Throughout this time in her life, Sister Eunice said she dated, was even once engaged for marriage – but something was always missing.

“I just said to God, ‘You know Lord, take the lead. If you have something else for me, show me… I’m done doing things my way,’” she said. “That’s when things started happening and my conversion story took place.”

At a Life in the Spirit seminar, Sister Eunice said she heard about the love of the Father for her, for Eunice, the way she was right then, and she had a change of heart.

“Wow, I knew that God loves me just the way I am,” she said. “I don’t have to do anything, I just have to say 'yes.'

“And that was revolutionary for me because I was looking for that love, that person that I could lean back and know that that person would hold me and wouldn’t let me fall. That night I discovered that that person was God. In Him, I have everything.

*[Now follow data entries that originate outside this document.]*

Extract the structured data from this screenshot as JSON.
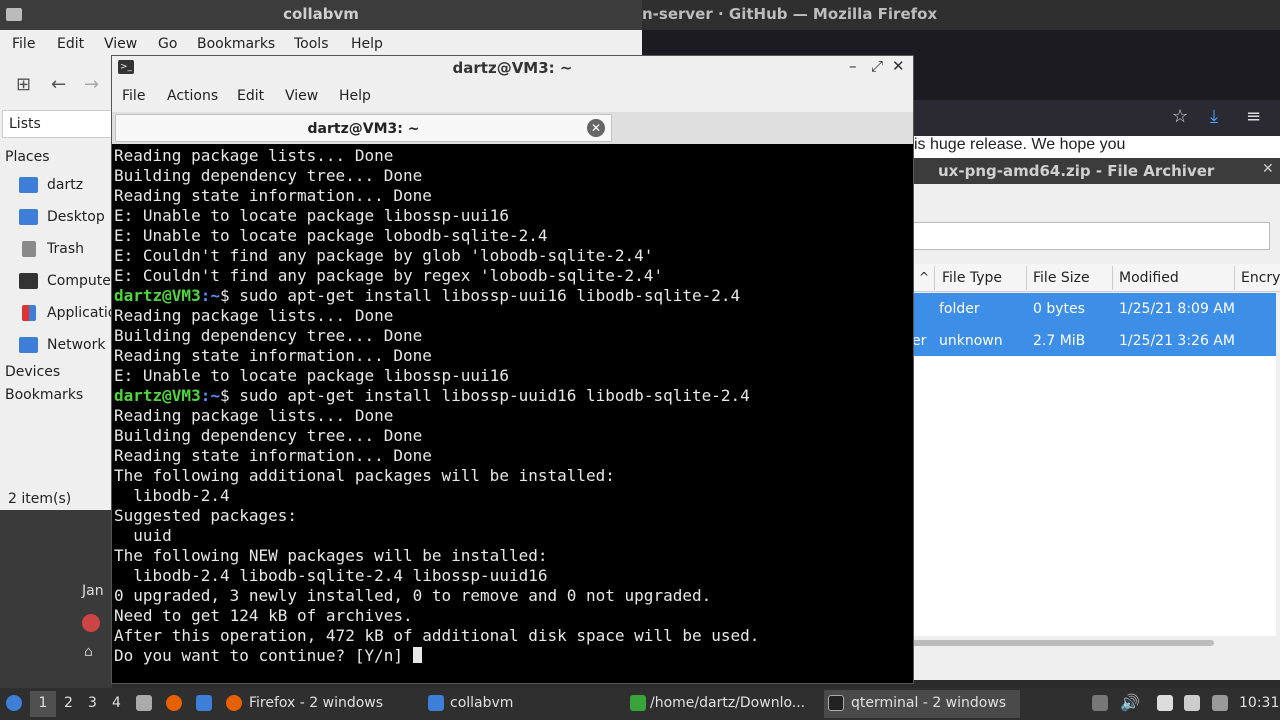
{
  "outer": {
    "title": "collabvm"
  },
  "firefox": {
    "title": "n-server · GitHub — Mozilla Firefox",
    "page_text": "is huge release. We hope you"
  },
  "archiver": {
    "title": "ux-png-amd64.zip - File Archiver",
    "columns": [
      "File Type",
      "File Size",
      "Modified",
      "Encry"
    ],
    "rows": [
      {
        "name": "",
        "type": "folder",
        "size": "0 bytes",
        "modified": "1/25/21 8:09 AM"
      },
      {
        "name": "er",
        "type": "unknown",
        "size": "2.7 MiB",
        "modified": "1/25/21 3:26 AM"
      }
    ]
  },
  "filemanager": {
    "menu": [
      "File",
      "Edit",
      "View",
      "Go",
      "Bookmarks",
      "Tools",
      "Help"
    ],
    "sidepanel_mode": "Lists",
    "places_label": "Places",
    "places": [
      {
        "label": "dartz",
        "icon": "home-folder-icon",
        "color": "#3d7fd6"
      },
      {
        "label": "Desktop",
        "icon": "desktop-folder-icon",
        "color": "#3d7fd6"
      },
      {
        "label": "Trash",
        "icon": "trash-icon",
        "color": "#8a8a8a"
      },
      {
        "label": "Computer",
        "icon": "computer-icon",
        "color": "#333333"
      },
      {
        "label": "Applications",
        "icon": "applications-icon",
        "color": "#3d7fd6"
      },
      {
        "label": "Network",
        "icon": "network-icon",
        "color": "#3d7fd6"
      }
    ],
    "devices_label": "Devices",
    "bookmarks_label": "Bookmarks",
    "status": "2 item(s)"
  },
  "desktop": {
    "partial_label": "Jan"
  },
  "terminal": {
    "title": "dartz@VM3: ~",
    "menu": [
      "File",
      "Actions",
      "Edit",
      "View",
      "Help"
    ],
    "tab_label": "dartz@VM3: ~",
    "lines": [
      {
        "text": "Reading package lists... Done"
      },
      {
        "text": "Building dependency tree... Done"
      },
      {
        "text": "Reading state information... Done"
      },
      {
        "text": "E: Unable to locate package libossp-uui16"
      },
      {
        "text": "E: Unable to locate package lobodb-sqlite-2.4"
      },
      {
        "text": "E: Couldn't find any package by glob 'lobodb-sqlite-2.4'"
      },
      {
        "text": "E: Couldn't find any package by regex 'lobodb-sqlite-2.4'"
      },
      {
        "user": "dartz@VM3",
        "path": ":~",
        "text": "$ sudo apt-get install libossp-uui16 libodb-sqlite-2.4"
      },
      {
        "text": "Reading package lists... Done"
      },
      {
        "text": "Building dependency tree... Done"
      },
      {
        "text": "Reading state information... Done"
      },
      {
        "text": "E: Unable to locate package libossp-uui16"
      },
      {
        "user": "dartz@VM3",
        "path": ":~",
        "text": "$ sudo apt-get install libossp-uuid16 libodb-sqlite-2.4"
      },
      {
        "text": "Reading package lists... Done"
      },
      {
        "text": "Building dependency tree... Done"
      },
      {
        "text": "Reading state information... Done"
      },
      {
        "text": "The following additional packages will be installed:"
      },
      {
        "text": "  libodb-2.4"
      },
      {
        "text": "Suggested packages:"
      },
      {
        "text": "  uuid"
      },
      {
        "text": "The following NEW packages will be installed:"
      },
      {
        "text": "  libodb-2.4 libodb-sqlite-2.4 libossp-uuid16"
      },
      {
        "text": "0 upgraded, 3 newly installed, 0 to remove and 0 not upgraded."
      },
      {
        "text": "Need to get 124 kB of archives."
      },
      {
        "text": "After this operation, 472 kB of additional disk space will be used."
      },
      {
        "text": "Do you want to continue? [Y/n] ",
        "cursor": true
      }
    ]
  },
  "taskbar": {
    "workspaces": [
      "1",
      "2",
      "3",
      "4"
    ],
    "tasks": [
      {
        "label": "Firefox - 2 windows",
        "icon": "firefox-icon"
      },
      {
        "label": "collabvm",
        "icon": "folder-icon"
      },
      {
        "label": "/home/dartz/Downlo...",
        "icon": "archive-icon"
      },
      {
        "label": "qterminal - 2 windows",
        "icon": "terminal-icon"
      }
    ],
    "clock": "10:31"
  }
}
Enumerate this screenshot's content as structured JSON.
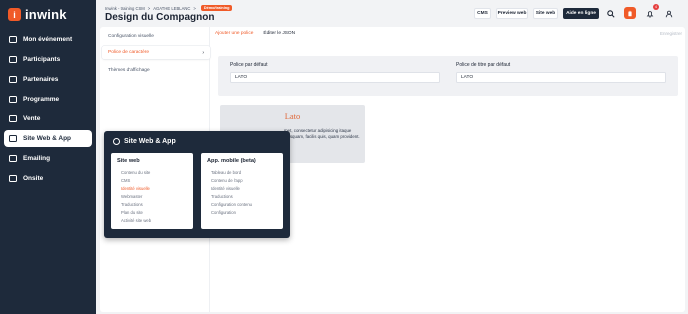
{
  "app": {
    "logo_text": "inwink",
    "logo_glyph": "i"
  },
  "sidebar": {
    "items": [
      {
        "label": "Mon événement",
        "icon": "calendar-icon",
        "active": false
      },
      {
        "label": "Participants",
        "icon": "participants-icon",
        "active": false
      },
      {
        "label": "Partenaires",
        "icon": "partners-icon",
        "active": false
      },
      {
        "label": "Programme",
        "icon": "programme-icon",
        "active": false
      },
      {
        "label": "Vente",
        "icon": "cart-icon",
        "active": false
      },
      {
        "label": "Site Web & App",
        "icon": "globe-icon",
        "active": true
      },
      {
        "label": "Emailing",
        "icon": "mail-icon",
        "active": false
      },
      {
        "label": "Onsite",
        "icon": "onsite-icon",
        "active": false
      }
    ]
  },
  "header": {
    "breadcrumb": [
      "Inwink - training CSM",
      ">",
      "AGATHE LEBLANC",
      ">"
    ],
    "badge": "Démo/training",
    "title": "Design du Compagnon",
    "buttons": {
      "cms": "CMS",
      "preview_web": "Preview web",
      "site_web": "Site web",
      "help": "Aide en ligne"
    },
    "icons": [
      "search-icon",
      "avatar-icon",
      "bell-icon",
      "user-icon"
    ],
    "notification_count": "4"
  },
  "subnav": {
    "items": [
      {
        "label": "Configuration visuelle",
        "active": false
      },
      {
        "label": "Police de caractère",
        "active": true
      },
      {
        "label": "Thèmes d'affichage",
        "active": false
      }
    ]
  },
  "tabs": {
    "add_font": "Ajouter une police",
    "edit_json": "Éditer le JSON",
    "save": "Enregistrer"
  },
  "font_form": {
    "default_label": "Police par défaut",
    "default_value": "LATO",
    "title_label": "Police de titre par défaut",
    "title_value": "LATO"
  },
  "preview": {
    "title": "Lato",
    "text": "met, consectetur adipisicing itaque quisquam, facilis quis, quam provident."
  },
  "dropdown": {
    "heading": "Site Web & App",
    "site_web": {
      "title": "Site web",
      "links": [
        "Contenu du site",
        "CMS",
        "Identité visuelle",
        "Webmaster",
        "Traductions",
        "Plan du site",
        "Activité site web"
      ],
      "active_index": 2
    },
    "app_mobile": {
      "title": "App. mobile (beta)",
      "links": [
        "Tableau de bord",
        "Contenu de l'app",
        "Identité visuelle",
        "Traductions",
        "Configuration contenu",
        "Configuration"
      ]
    }
  },
  "colors": {
    "accent": "#f05a28",
    "sidebar_bg": "#1e2a3b",
    "page_bg": "#f2f3f5"
  }
}
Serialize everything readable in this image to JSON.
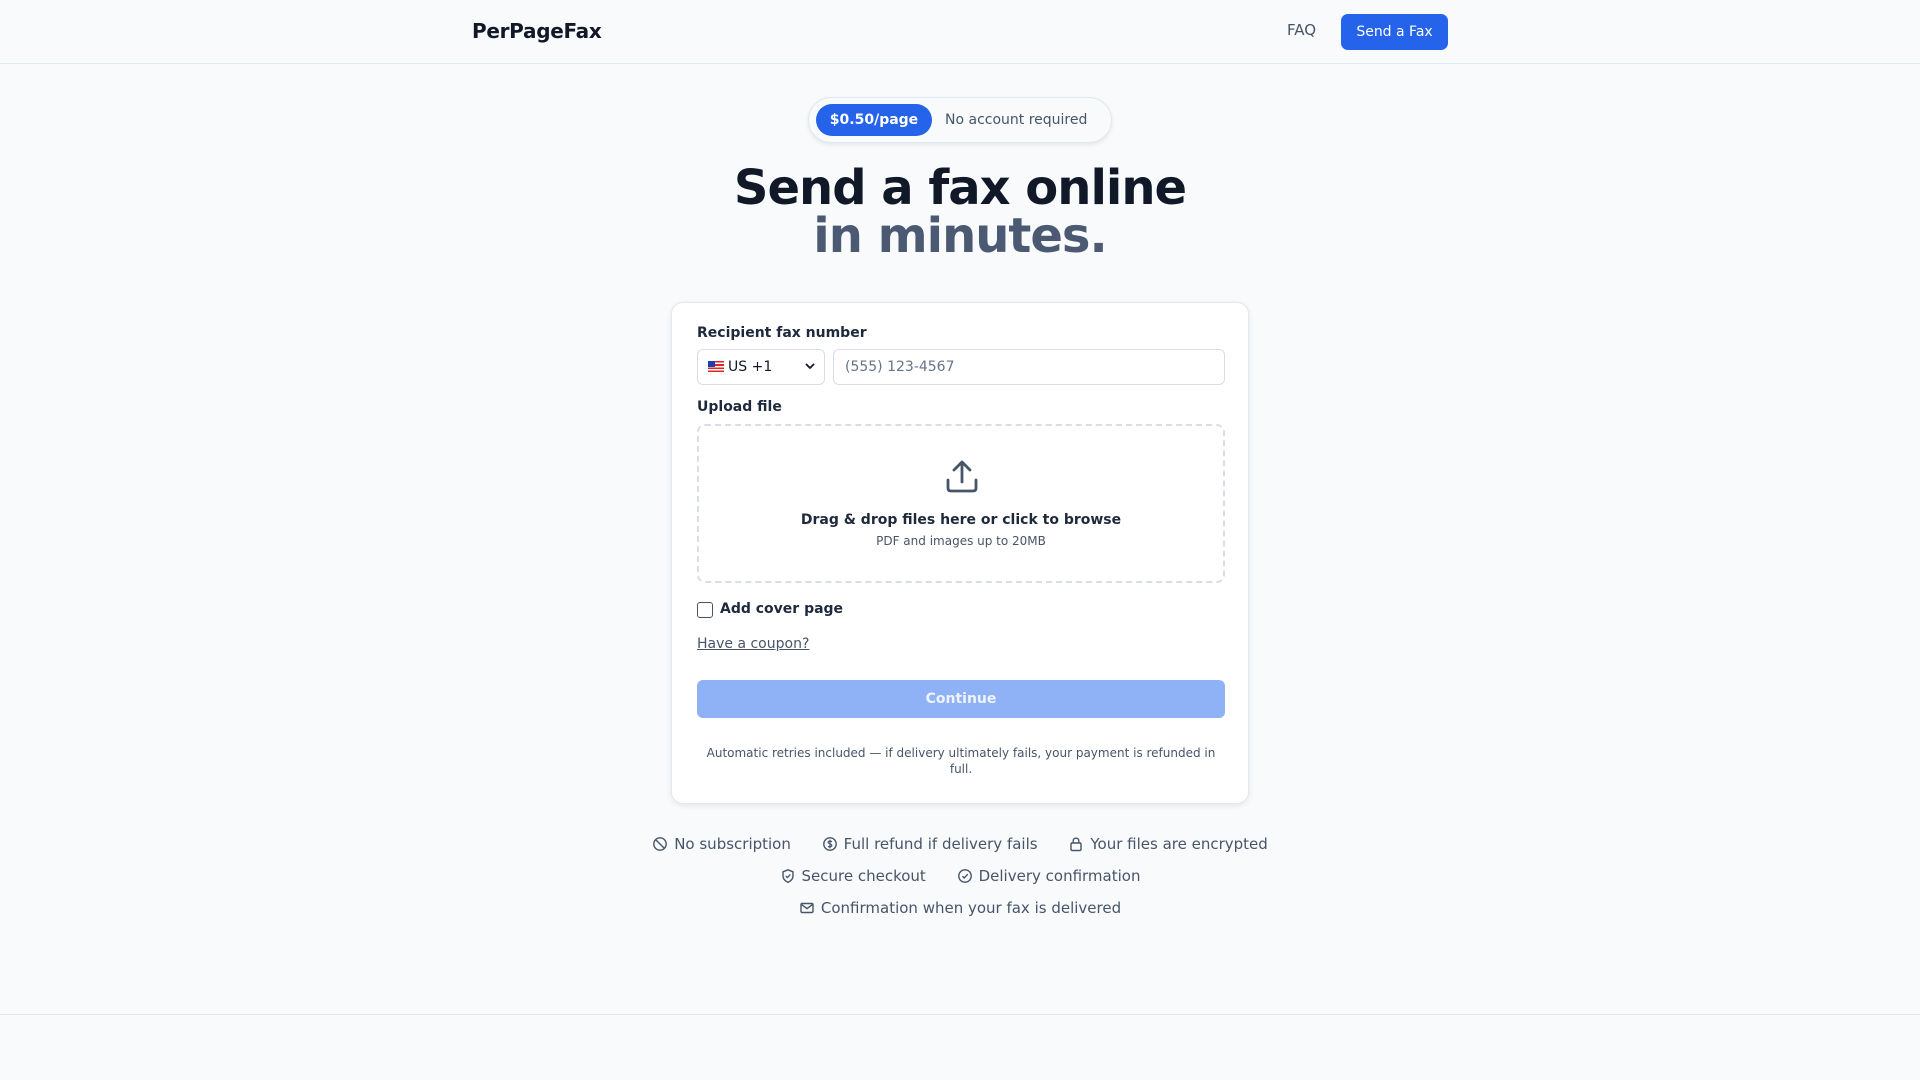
{
  "header": {
    "brand": "PerPageFax",
    "nav_faq": "FAQ",
    "nav_send": "Send a Fax"
  },
  "badge": {
    "price": "$0.50/page",
    "text": "No account required"
  },
  "hero": {
    "line1": "Send a fax online",
    "line2": "in minutes."
  },
  "form": {
    "recipient_label": "Recipient fax number",
    "country_value": "US +1",
    "country_flag": "us-flag-icon",
    "fax_placeholder": "(555) 123-4567",
    "upload_label": "Upload file",
    "drop_title": "Drag & drop files here or click to browse",
    "drop_subtitle": "PDF and images up to 20MB",
    "cover_page_label": "Add cover page",
    "coupon_link": "Have a coupon?",
    "continue_label": "Continue",
    "note": "Automatic retries included — if delivery ultimately fails, your payment is refunded in full."
  },
  "features": {
    "row1": [
      {
        "icon": "ban-icon",
        "label": "No subscription"
      },
      {
        "icon": "dollar-circle-icon",
        "label": "Full refund if delivery fails"
      },
      {
        "icon": "lock-icon",
        "label": "Your files are encrypted"
      }
    ],
    "row2": [
      {
        "icon": "shield-icon",
        "label": "Secure checkout"
      },
      {
        "icon": "check-circle-icon",
        "label": "Delivery confirmation"
      }
    ],
    "row3": [
      {
        "icon": "mail-icon",
        "label": "Confirmation when your fax is delivered"
      }
    ]
  },
  "colors": {
    "accent": "#2563eb",
    "accent_disabled": "#8fb2f7",
    "heading": "#111827",
    "heading_secondary": "#4b5a72",
    "muted_text": "#475569",
    "background": "#f8fafc"
  }
}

I just opened my heart and decided that I was ready for Him to take the lead.”

A friend of Sister Eunice, who is a third order Carmelite and was familiar with the Carmelites of Port Tobacco, offered to drive Sister Eunice to the convent for a visit on Labor Day in 2012, shortly after Sister Eunice had started to feel a call to religious life.

“As I drove through the gate, I remember saying, ‘This is my future home’,” she said. “And I hadn’t even seen anything.”

From there, Sister Eunice visited the sisters often, keeping in contact with them, and she said, “more certainty began to grow within” her.

In June of 2014, Sister Eunice entered the convent for a three-month live-in experience, and at the end of the three months, she returned home to Virginia to settle her last things and get rid of everything to enter religious life. On Sept 30, 2014, Sister Eunice entered the Carmelites of Port Tobacco, on the eve of the feast of St. Therese. In March 2015, she entered the novitiate, and she took her first vows two years later.

As preparation for her final vows on Aug. 22, Sister Eunice said she has been praying with and reading the book, 33 Days to Greater Glory: A Total Consecration to the Father Through Jesus by Father Michael Gaitley. The consecration, which walks the reader through the Gospel of John, relates well to her Carmelite vocation, Sister Eunice said.

In the weeks leading up to her final vows, Sister Eunice said she was nervous a little, but overjoyed.

“I’m giving my all to God because He is giving His all to me,” she said. “Trust in His mercy and love and let Him take care of everything.”

Archbishop Gregory helps Mother Virginia Marie place the black veil on Sister Eunice during her final profession of vows on Aug. 22. (CS photo/Mihoko Owada) 

Her family and relatives attended the ceremony for her final vows on Aug. 22.

“The vocation of Sister Eunice Teresa of Divine Mercy is a gift to the Church… a vocation of prayer and contemplation, love and service, joy and sacrifice,” said Father Carlos Piedrahita, a priest of the Society of Priests of St. Sulpice, who gave the homily at Sister Eunice’s final profession of vows.  “Today’s celebration is not the end of the journey of six years of discernment, but the beginning of a commitment to glorify God and serve his Church through the vows of poverty, chastity and obedience -- three words that frame your spiritual covenant with the Lord; three ways that Jesus presents to you, Sister Eunice, as the path for holiness.”